The human skeleton is, figuratively speaking, like the framework of a house—a support structure that we must build strong from an early age.
Peak bone mass is reached in one’s 30s, and from then on, it begins to decline due to physiological factors, primarily the decrease in sex hormone levels. A very sharp decline in bone density occurs in women around the age of 50 with the onset of menopause. If we do not take proper care of our bones, we may be affected by a severe skeletal disease in old age—osteoporosis.
What is osteoporosis?
Osteoporosis, or bone thinning, is one of the most common chronic skeletal diseases worldwide, leading to reduced bone density and quality. This insidious disease often only reveals itself through a fracture.
According to the International Osteoporosis Foundation, someone in Europe suffers an osteoporotic fracture every 30 seconds. The lifetime risk of a hip fracture for women is one in six, significantly higher than the risk of breast cancer. A hip fracture is not just a simple break.
It is important to know that due to complications, hip fractures result in death in 25% of cases. Additionally, 50% of patients never regain full independence and require lifelong assistance, while 25% recover but continue to suffer from chronic pain, loss of work capacity, and reduced mobility. When osteoporosis manifests as spinal fractures, it leads to a hunched back, which becomes visibly noticeable.
Fortunately, osteoporosis is preventable.

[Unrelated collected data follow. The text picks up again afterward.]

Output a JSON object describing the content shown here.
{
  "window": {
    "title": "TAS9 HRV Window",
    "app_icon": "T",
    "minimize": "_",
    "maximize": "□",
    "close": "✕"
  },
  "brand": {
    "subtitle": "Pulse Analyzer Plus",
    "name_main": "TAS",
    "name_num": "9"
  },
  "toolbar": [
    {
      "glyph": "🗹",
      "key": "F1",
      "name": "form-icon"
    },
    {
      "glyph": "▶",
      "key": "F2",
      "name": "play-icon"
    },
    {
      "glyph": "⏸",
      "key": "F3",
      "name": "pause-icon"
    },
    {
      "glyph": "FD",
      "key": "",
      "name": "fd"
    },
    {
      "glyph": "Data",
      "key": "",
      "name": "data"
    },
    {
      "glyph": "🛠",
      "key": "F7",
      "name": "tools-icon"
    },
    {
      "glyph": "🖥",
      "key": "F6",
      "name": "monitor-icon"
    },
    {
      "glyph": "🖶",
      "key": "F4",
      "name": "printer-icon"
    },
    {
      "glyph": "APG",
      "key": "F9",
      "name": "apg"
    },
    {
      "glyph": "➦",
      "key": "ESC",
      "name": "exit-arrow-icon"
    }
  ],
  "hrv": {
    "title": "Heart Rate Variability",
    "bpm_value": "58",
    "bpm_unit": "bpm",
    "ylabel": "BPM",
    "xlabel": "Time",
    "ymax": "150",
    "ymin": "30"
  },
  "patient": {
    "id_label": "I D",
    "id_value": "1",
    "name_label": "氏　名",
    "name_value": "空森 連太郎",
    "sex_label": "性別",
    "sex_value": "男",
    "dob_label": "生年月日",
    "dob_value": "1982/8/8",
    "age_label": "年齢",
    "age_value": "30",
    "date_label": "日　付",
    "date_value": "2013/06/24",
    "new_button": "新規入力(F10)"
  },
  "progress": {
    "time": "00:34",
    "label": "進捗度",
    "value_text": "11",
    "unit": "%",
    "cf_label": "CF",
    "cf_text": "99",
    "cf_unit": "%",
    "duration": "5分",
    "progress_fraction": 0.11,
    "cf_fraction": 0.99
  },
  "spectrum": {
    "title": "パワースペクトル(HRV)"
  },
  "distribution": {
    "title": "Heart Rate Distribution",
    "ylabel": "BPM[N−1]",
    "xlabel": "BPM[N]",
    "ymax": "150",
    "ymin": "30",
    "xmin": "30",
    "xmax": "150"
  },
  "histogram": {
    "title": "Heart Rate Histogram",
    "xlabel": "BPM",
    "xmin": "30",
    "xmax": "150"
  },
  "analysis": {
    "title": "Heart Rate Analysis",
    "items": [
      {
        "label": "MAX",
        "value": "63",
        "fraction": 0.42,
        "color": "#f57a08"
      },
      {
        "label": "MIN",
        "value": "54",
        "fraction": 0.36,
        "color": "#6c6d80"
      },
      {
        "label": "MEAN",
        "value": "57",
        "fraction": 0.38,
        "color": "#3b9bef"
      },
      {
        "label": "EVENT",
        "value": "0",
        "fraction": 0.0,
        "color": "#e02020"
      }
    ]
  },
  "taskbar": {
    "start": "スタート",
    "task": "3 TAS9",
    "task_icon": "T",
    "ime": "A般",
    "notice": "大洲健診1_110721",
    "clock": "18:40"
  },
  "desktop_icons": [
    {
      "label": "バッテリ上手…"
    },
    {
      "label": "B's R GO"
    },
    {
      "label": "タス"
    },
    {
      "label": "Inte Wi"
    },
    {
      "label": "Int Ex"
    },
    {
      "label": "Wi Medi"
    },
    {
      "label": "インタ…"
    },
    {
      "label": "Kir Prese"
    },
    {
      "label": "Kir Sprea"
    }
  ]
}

To ensure that our skeletal framework supports us in old age, that our bones do not break, and that our backs do not curve, we must start taking care of our bone health much earlier.

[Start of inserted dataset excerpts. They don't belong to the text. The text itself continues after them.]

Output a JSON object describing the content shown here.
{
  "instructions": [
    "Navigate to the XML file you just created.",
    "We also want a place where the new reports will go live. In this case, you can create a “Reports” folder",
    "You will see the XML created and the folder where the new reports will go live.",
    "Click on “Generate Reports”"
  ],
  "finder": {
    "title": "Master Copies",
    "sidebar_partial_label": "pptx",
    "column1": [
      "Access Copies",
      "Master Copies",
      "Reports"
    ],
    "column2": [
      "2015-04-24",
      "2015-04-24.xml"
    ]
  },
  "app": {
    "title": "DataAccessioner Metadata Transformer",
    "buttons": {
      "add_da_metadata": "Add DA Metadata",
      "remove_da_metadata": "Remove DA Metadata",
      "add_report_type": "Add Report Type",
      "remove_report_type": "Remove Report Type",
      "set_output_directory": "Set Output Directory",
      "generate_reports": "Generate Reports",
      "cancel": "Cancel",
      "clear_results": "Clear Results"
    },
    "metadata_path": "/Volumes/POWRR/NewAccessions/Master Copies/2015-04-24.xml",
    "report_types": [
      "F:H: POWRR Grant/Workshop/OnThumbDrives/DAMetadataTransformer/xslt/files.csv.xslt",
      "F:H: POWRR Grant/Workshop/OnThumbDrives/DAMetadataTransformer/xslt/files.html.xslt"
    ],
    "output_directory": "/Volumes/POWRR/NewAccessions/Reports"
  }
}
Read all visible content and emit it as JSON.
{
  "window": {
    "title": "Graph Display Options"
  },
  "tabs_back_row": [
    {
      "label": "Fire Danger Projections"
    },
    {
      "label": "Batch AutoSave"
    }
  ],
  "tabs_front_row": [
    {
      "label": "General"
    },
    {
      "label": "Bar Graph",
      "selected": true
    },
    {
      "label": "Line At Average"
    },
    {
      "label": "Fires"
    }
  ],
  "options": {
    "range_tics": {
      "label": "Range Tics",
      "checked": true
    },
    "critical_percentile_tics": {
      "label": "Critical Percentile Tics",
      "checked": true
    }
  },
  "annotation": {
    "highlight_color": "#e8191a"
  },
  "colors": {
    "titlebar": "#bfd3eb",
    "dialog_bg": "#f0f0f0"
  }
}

What should you pay attention to?
Bones are primarily composed of calcium, making it a crucial element in strengthening and maintaining bone density, achieving maximum bone strength in youth, and preserving it later in life.

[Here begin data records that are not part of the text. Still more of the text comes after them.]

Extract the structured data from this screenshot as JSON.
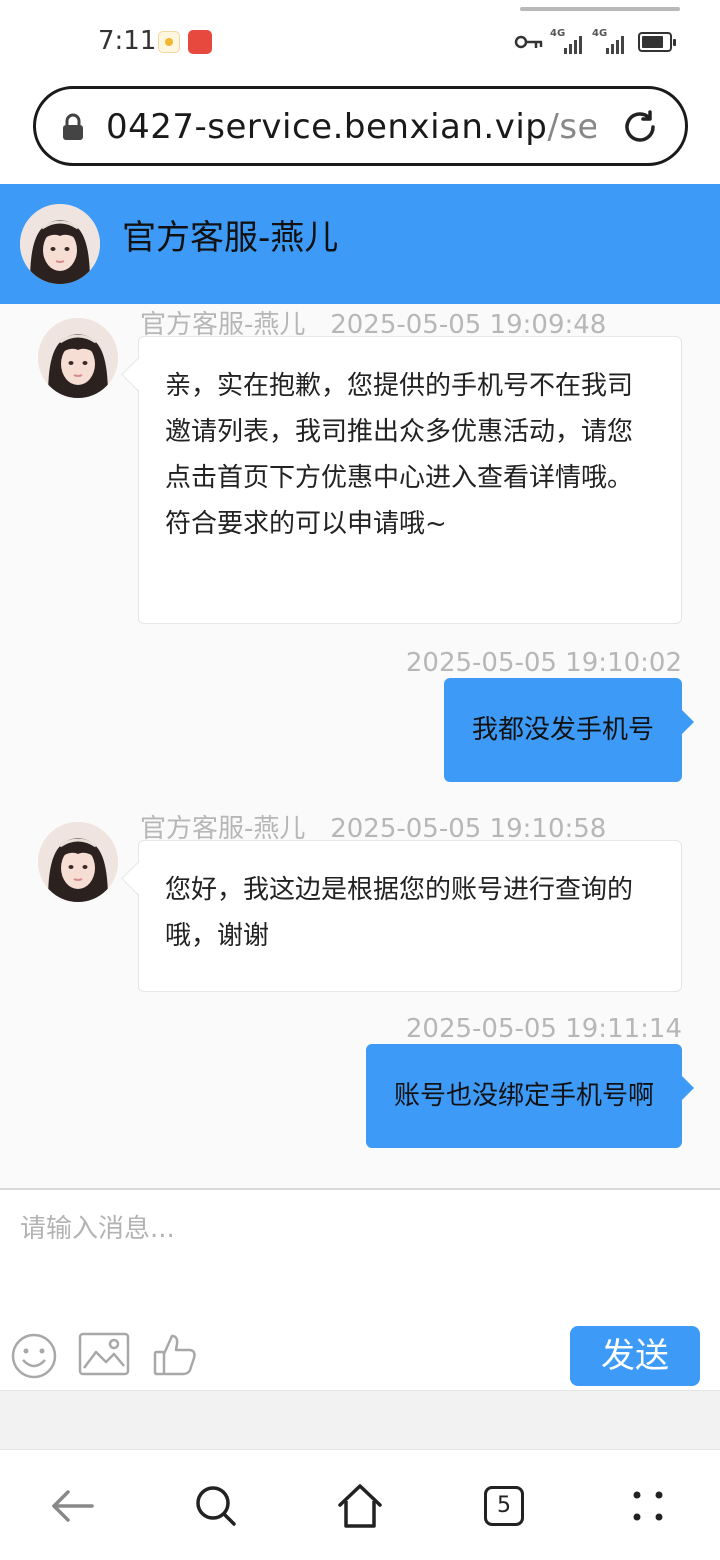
{
  "status_bar": {
    "time": "7:11",
    "network_1": "4G",
    "network_2": "4G",
    "battery_level": 0.8,
    "icons": [
      "app-notification-icon",
      "huawei-store-icon",
      "vpn-key-icon",
      "signal-icon",
      "signal-icon",
      "battery-icon"
    ]
  },
  "browser": {
    "url_main": "0427-service.benxian.vip",
    "url_rest": "/serv",
    "icons": [
      "lock-icon",
      "reload-icon"
    ]
  },
  "chat": {
    "header_title": "官方客服-燕儿",
    "messages": [
      {
        "direction": "incoming",
        "sender": "官方客服-燕儿",
        "time": "2025-05-05 19:09:48",
        "text": "亲，实在抱歉，您提供的手机号不在我司邀请列表，我司推出众多优惠活动，请您点击首页下方优惠中心进入查看详情哦。符合要求的可以申请哦~"
      },
      {
        "direction": "outgoing",
        "time": "2025-05-05 19:10:02",
        "text": "我都没发手机号"
      },
      {
        "direction": "incoming",
        "sender": "官方客服-燕儿",
        "time": "2025-05-05 19:10:58",
        "text": "您好，我这边是根据您的账号进行查询的哦，谢谢"
      },
      {
        "direction": "outgoing",
        "time": "2025-05-05 19:11:14",
        "text": "账号也没绑定手机号啊"
      }
    ]
  },
  "composer": {
    "placeholder": "请输入消息...",
    "send_label": "发送",
    "icons": [
      "emoji-icon",
      "image-icon",
      "thumbs-up-icon"
    ]
  },
  "bottom_nav": {
    "tab_count": "5",
    "icons": [
      "back-icon",
      "search-icon",
      "home-icon",
      "tabs-icon",
      "more-icon"
    ]
  },
  "colors": {
    "accent": "#3d9bf7",
    "meta_text": "#b7b7b7",
    "chat_background": "#fafafa"
  }
}
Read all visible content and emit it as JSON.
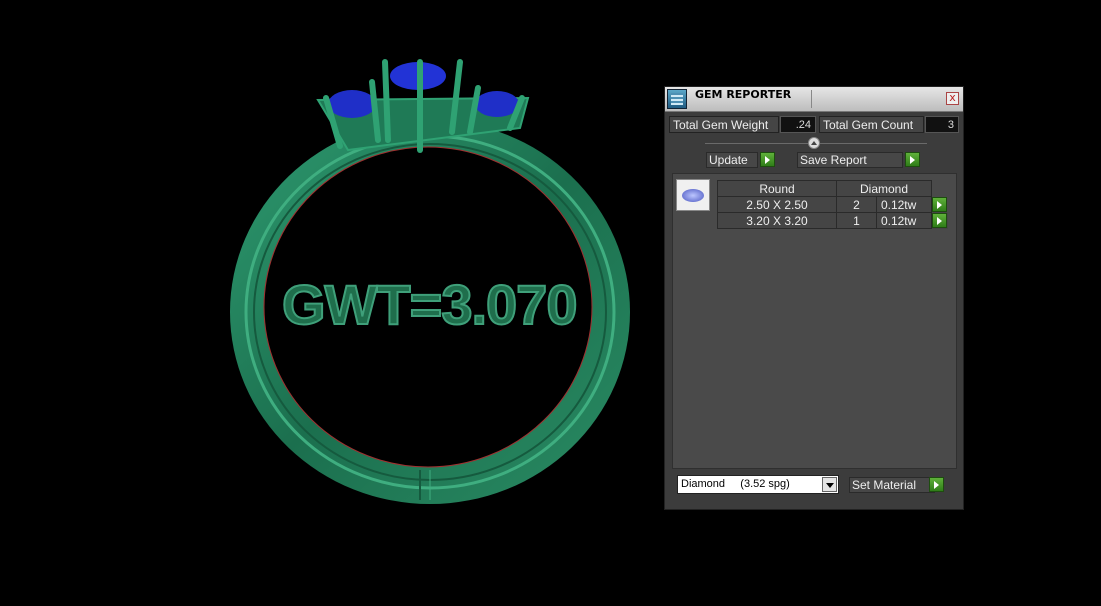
{
  "viewport": {
    "engraving_text": "GWT=3.070",
    "ring_color": "#1f7a56",
    "gem_color": "#1f2fc8"
  },
  "panel": {
    "title": "GEM REPORTER",
    "close_glyph": "x",
    "total_gem_weight_label": "Total Gem Weight",
    "total_gem_weight_value": ".24",
    "total_gem_count_label": "Total Gem Count",
    "total_gem_count_value": "3",
    "update_label": "Update",
    "save_report_label": "Save Report",
    "table": {
      "headers": [
        "Round",
        "Diamond"
      ],
      "rows": [
        {
          "size": "2.50 X 2.50",
          "qty": "2",
          "weight": "0.12tw"
        },
        {
          "size": "3.20 X 3.20",
          "qty": "1",
          "weight": "0.12tw"
        }
      ]
    },
    "material_select_value": "Diamond     (3.52 spg)",
    "set_material_label": "Set Material",
    "accent_color": "#3f9a26"
  }
}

The skeleton loses about 500 mg of calcium per day. This must be replenished through food or calcium supplements. Vitamin D plays a vital role in calcium absorption from the intestines, and its levels must be maintained within normal ranges year-round. The ideal vitamin D level for optimal calcium absorption is 85 nmol/L.
In older age, calcium absorption decreases. Therefore, the Health Development Institute recommends that women over 50, regardless of diet, consume an additional 500 mg of calcium daily.
Physical activity is also essential. Exercise strengthens not only muscles but also bones—bones need physical stress to stay strong. We have a choice: do we want to run and play with our grandchildren in old age, or will we need to be pushed in a wheelchair? Let’s think about this—what kind of bones do we want for ourselves, not just during Osteoporosis Awareness Month, but every month, every day, every hour.